Além desses divertimentos filosóficos, a noite ofereceu uma espécie de resposta a Silber, pois todos os debatedores poderiam concordar que o sujeito humano é antes de mais nada um sujeito-no-mundo, um sujeito com os outros -e não uma construção dedutiva. Esta constatação anticartesiana se impunha a Appel a partir de Heidegger. Formulada de maneira diferente, ela era para os outros um dado empírico ou linguístico elementar. Mas o essencial é que todos desmentiam implicitamente qualquer projeto racionalista universal.
Uma resposta explícita veio, na mesma mesa, de Seyed Nasr, que é o primeiro filósofo de tradição não inteiramente ocidental a figurar na Library of Living Philosophers. Ele entendeu o título do congresso em toda sua ambição: como a filosofia ocidental querendo educar a humanidade toda. Portanto ele sugeriu que a frase fosse invertida e a humanidade (em sua diversidade) passasse a educar um pouco a filosofia ocidental.

Nota 1. A Library of Living Philosophers é uma série publicada desde 1938 pela Editora Open Court, de Chicago. Até 1981 os volumes foram editados por A. Schilpp, a quem sucedeu Lewis Hahn -o projeto continuando igual. Cada volume é dedicado a um filósofo vivo e começa com uma imperdível autobiografia intelectual (muito raramente uma biografia aprovada pelo filósofo).

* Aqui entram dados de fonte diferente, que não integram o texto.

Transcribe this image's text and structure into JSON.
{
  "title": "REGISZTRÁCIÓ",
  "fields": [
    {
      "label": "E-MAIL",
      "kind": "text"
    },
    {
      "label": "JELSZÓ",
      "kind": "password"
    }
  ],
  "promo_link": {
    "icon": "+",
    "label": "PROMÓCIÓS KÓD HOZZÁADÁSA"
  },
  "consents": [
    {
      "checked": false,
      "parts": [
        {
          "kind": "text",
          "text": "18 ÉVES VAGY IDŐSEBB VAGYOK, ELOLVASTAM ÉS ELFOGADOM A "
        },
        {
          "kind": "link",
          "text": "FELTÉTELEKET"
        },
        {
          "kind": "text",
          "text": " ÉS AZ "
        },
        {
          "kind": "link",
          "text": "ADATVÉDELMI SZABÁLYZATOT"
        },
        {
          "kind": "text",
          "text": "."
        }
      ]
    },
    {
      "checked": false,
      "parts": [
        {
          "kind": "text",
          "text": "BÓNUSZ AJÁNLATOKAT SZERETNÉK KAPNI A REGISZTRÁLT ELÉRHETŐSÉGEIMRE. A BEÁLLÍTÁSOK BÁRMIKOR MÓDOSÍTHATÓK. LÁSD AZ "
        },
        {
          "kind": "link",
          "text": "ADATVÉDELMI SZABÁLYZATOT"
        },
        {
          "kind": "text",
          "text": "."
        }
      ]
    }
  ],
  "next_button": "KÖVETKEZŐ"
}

Seguem ensaios críticos de exponentes e oponentes do pensamento do filósofo em questão, cada um comentado por ele. A série inclui volumes sobre Dewey, Santayana, Moore, Russel, Cassirer, Jaspers, Popper, Sartre, Einstein, Buber, Gabriel Marcel e os outros mencionados acima.


Contardo Calligaris é psicanalista e ensaísta, autor de "Hello Brasil" (Escuta) e "Crônicas do Individualismo Cotidiano" (Ática).